With such a beautiful topic in hand relating challenges with optimism, I would love to narrate one of the incident during the fundamental & the most decisive year in my education life. With high hopes & dreams to have a tag of “Dr.” ,I was deeply & madly engrossed in my preparation of entrance for MBBS .I has given my complete 1 year for the preparation ,with average of 18 hours of study daily to excel & ensure my parent’s dream come true. Such had been the condition, that my house lady pitied me upon, & took special care of me in all terms, be it food, or freshness or love or any of my requisite. Seeing me so much engrossed in my dreams, she herself made a motive to be my endearing support & help me out in all possible manners. From morning till night ,she was there besides me & acted like a second mother to me(in the absence of my mom with me ,as I was in another town to take up the tutorials).She used to check me out in the night ,& even sometimes made me sleep in her lap. Such was her radiance that her one smile made me calm & ushered optimism in me. Days & months passed by ,we had filled up some 3 entrance test ,3 best in India ,but the seats in comparison to the applications has always been a challenge for the top tier institutes but I had a firm confidence in me up clearing the entrances for top notch ones.

The day came to write up the exams, with folded hands, my time either went to pray to God or to just revise my hardwork, & exams did go well &I was desperate to see the outcome of my work. Post writing up my exams, I had moved back to my home, to be with my family & have some quality time. But the phase between writing exams & announcement of the results always kept on hounding me & aggravated my feelings on seeing the frequent discussion about it at home.

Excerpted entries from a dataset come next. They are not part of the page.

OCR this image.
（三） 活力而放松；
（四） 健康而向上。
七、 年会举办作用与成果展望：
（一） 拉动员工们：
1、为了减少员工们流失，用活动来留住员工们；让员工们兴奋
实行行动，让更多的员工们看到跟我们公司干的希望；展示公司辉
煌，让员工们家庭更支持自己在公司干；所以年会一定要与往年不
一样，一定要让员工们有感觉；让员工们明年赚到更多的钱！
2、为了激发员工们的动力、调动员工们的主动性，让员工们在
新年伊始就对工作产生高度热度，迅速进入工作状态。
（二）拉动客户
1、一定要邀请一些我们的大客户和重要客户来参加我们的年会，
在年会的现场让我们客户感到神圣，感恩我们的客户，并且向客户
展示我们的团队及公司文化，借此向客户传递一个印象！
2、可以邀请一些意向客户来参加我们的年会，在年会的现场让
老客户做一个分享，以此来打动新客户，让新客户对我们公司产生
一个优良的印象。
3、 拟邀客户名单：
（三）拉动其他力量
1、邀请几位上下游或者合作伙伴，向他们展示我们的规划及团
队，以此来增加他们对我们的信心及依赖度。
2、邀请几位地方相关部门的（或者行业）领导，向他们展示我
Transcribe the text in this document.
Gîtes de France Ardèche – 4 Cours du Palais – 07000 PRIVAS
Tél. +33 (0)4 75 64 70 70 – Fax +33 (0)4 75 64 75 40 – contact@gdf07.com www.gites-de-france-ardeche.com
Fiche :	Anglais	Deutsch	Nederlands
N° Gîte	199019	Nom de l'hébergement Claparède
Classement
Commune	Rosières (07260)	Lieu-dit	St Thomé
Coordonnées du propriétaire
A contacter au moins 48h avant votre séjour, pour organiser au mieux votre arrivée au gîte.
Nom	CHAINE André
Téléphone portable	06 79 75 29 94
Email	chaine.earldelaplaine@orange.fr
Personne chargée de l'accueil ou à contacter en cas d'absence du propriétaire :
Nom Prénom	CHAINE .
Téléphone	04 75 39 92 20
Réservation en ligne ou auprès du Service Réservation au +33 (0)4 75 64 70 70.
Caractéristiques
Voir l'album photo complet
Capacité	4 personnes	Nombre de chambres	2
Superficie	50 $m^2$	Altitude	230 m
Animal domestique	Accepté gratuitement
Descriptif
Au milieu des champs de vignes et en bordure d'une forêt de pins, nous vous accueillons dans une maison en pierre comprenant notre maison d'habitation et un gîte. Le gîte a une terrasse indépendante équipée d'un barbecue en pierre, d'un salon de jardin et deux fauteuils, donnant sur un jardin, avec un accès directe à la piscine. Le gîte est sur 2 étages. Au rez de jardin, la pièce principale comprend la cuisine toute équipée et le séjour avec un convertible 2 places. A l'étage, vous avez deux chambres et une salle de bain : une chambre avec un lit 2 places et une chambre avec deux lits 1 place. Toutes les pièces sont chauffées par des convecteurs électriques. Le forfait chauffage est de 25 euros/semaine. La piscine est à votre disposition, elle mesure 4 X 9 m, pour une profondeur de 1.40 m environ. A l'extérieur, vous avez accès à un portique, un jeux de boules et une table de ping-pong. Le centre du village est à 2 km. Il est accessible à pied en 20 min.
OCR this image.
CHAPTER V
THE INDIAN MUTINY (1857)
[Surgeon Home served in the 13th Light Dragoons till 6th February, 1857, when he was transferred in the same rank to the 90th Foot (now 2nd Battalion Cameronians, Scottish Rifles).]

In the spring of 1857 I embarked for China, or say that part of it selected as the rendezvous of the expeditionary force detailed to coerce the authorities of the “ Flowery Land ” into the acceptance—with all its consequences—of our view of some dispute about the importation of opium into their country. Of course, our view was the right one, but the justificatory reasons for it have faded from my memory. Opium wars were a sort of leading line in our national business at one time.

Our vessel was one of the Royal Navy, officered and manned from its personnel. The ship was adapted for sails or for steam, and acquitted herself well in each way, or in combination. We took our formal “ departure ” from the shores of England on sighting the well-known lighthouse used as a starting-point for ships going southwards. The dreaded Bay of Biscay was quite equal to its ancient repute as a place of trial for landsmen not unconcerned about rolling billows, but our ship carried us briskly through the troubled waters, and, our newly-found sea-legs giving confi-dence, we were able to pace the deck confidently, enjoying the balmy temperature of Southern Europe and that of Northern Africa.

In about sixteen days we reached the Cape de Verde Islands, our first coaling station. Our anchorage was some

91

It was the worst phase ,neither could I laugh loudly nor could I be as I was …For me ,it was just the result awaited which would decide upon my fate.

One month later ,results announced ,1st test I was 4th Waiting ,2nd Test I was 10th & 3rd I did not clear all together ..So shattered I was …No one could guarantee waiting clearance, my mind stopped working, I was into tears, where did I lose? Where could have I been negligent ,How did I miss the most precious year of my life ,How come I not make my parents feel proud , I could not fulfill their dreams?So many How’s & why’s pondered me over..It felt I would lose my mental balance, but suddenly amidst all this, the presence of someone changed my thoughts. My house lady had come over the next day to be with me, on knowing of the result. As I saw her, I jumped & hugged her so tightly & cried like hell..She let me cry..She heard me wailing..She heard all complaints towards God.. & Just narrated one line.. Baba ,you’ve not lost anything ,you’ve not lost me ,you’ve not lost love of your parents ,You’ve not lost love of your friends ,then why to act as a loser? See the love all have in their eyes, see the pain when you are in pain, Is it not sufficient, you will have more chances to succeed in life, give it another chance .Yes, her beautiful words acted as a pacifier to me & I controlled & decided to give myself another chance. But ,I wanted to move away from medical field (as I had so many bad memories of them) ,I consulted ,graduated in Biotechnology from Top Institute in India ,bagged a Gold Medal in my Graduation as well as Post Graduation & today I stand firm a, successful & ambitious professional ,a successful home maker & a mother to 7 month old kid.

Yes life teaches one a lot & mostly few people, their love & their simple guidance pour optimism in life.

For me, my house lady, Prerna aunty was & is everything to me, just like her name!